小さなうつわのメッセージの「折々の記 第59号 」

折々の記第59号

はじめに
館林カトリック教会

「小さなうつわのメッセージ」の「五十鈴プロフィール」に記されている文に、【3代目のカトリック信徒に嫁し、家族の一人として1977年7月9日・イグナチオ教会にて、受洗・洗礼名・マリア・アスンタ】とあります。3代目のカトリック信徒の夫にご縁を戴いた時、義父に、家のカトリック信徒の流れをお聞きしました。

最初のカトリック信徒は、夫の祖母にあたる方で、東北の武士の家柄の娘で、江戸から明治になる時に新しい生き方を求めて、当時外国の文化の入口の横須賀に行かれました。

その横須賀で、パリミッションの神父様にご縁を戴かれて、神父様のお出来にならない産婆の仕事をしたとのことでした。その折に館林出身の「吉郎」に逢いました。

「吉郎」の家は、東北の大名だった秋元藩の家臣で、秋元家に従って館林に移り住み、明治以降も館林に住んでいました。

「とり」は「吉郎」にご縁を戴いて結婚、館林に住むことになりました。

一般の人々は、キリスト教のことについて余り知らない明治の始めの頃の事です。

勿論、地方にカトリック教会はない時代の事ですから、館林に住むようになった「とり」は、自分の家に神父様をお招きして布教のお手伝いをしたそうです。

私が館林でお会いした年配の方の思い出話に、とりさんの家でのキリスト教の集まりに、まだ小さかった主人の父が、神父様の御膝に抱かれて坐っていたそうです。

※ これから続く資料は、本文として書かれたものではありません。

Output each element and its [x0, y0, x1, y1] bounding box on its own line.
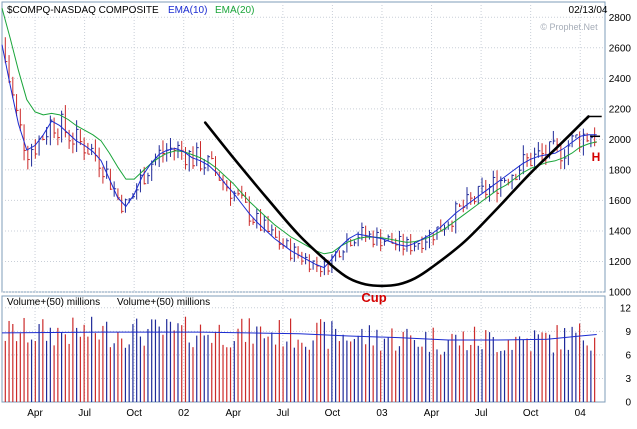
x-tick-label: 03: [376, 408, 388, 419]
ema20-legend: EMA(20): [215, 5, 254, 16]
price-panel: [1, 1, 606, 293]
x-tick-label: Apr: [424, 408, 440, 419]
volume-panel: [1, 295, 606, 403]
x-tick-label: Oct: [126, 408, 142, 419]
x-tick-label: Jul: [78, 408, 91, 419]
volume-tick-label: 3: [625, 374, 631, 385]
price-tick-label: 1400: [609, 226, 632, 237]
series-layer: [1, 7, 602, 341]
cup-curve: [203, 115, 590, 288]
x-tick-label: Apr: [226, 408, 242, 419]
x-tick-label: Jul: [475, 408, 488, 419]
price-tick-label: 2400: [609, 74, 632, 85]
tick-layer: 1000 1200 1400 1600 1800 2000 2200 2400 2600 2800…: [27, 13, 631, 419]
x-tick-label: Apr: [27, 408, 43, 419]
volume-label-1: Volume+(50) millions: [7, 297, 100, 308]
price-tick-label: 1600: [609, 196, 632, 207]
price-tick-label: 1800: [609, 165, 632, 176]
price-tick-label: 2200: [609, 104, 632, 115]
handle-label: H: [592, 150, 601, 164]
ema10-legend: EMA(10): [168, 5, 207, 16]
price-tick-label: 2600: [609, 43, 632, 54]
volume-bars: [4, 316, 596, 402]
cup-label: Cup: [361, 290, 386, 305]
price-tick-label: 2000: [609, 135, 632, 146]
x-tick-label: Oct: [523, 408, 539, 419]
ema10-line: [1, 44, 597, 269]
x-tick-label: Jul: [276, 408, 289, 419]
watermark: © Prophet.Net: [540, 22, 598, 32]
volume-tick-label: 12: [620, 303, 632, 314]
chart-date: 02/13/04: [569, 5, 608, 16]
x-tick-label: Oct: [325, 408, 341, 419]
volume-tick-label: 6: [625, 350, 631, 361]
chart-title: $COMPQ-NASDAQ COMPOSITE: [7, 5, 159, 16]
volume-label-2: Volume+(50) millions: [117, 297, 210, 308]
ema20-line: [1, 7, 597, 255]
price-tick-label: 1000: [609, 288, 632, 299]
volume-average-line: [1, 331, 597, 341]
x-tick-label: 04: [575, 408, 587, 419]
price-tick-label: 1200: [609, 257, 632, 268]
x-tick-label: 02: [178, 408, 190, 419]
volume-tick-label: 9: [625, 327, 631, 338]
price-tick-label: 2800: [609, 13, 632, 24]
volume-tick-label: 0: [625, 398, 631, 409]
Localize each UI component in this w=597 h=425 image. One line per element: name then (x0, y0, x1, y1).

思い出すと、義父(ちち)は、いつも手にロザリオを持っておられました。

そしてある日、義父と一緒に道を歩いていた時、「人は愛ですね。」と突然言われました。この時のこの義父の一言は、忘れられない思い出です。

館林で、3代前から続くカトリック信徒の家の長男として生まれた夫は、この春、山梨での仕事を終えて、故郷の館林に帰省しました。

館林の夫が子供の時から遊んでいた祖父母の家の近くにあるカトリック教会に、日曜日の御ミサに行くことになりました。木々がこんもりと生い繁った中に、教会の建物があります。私が、結婚したばかりの頃にこの教会に来た時には、まだ、植えたばかりの細い木が並んでいたのを思い出しました。

それから五十年は経ちました。

その五十年の間に、義父と義母のお別れの御ミサを、この教会で戴きました。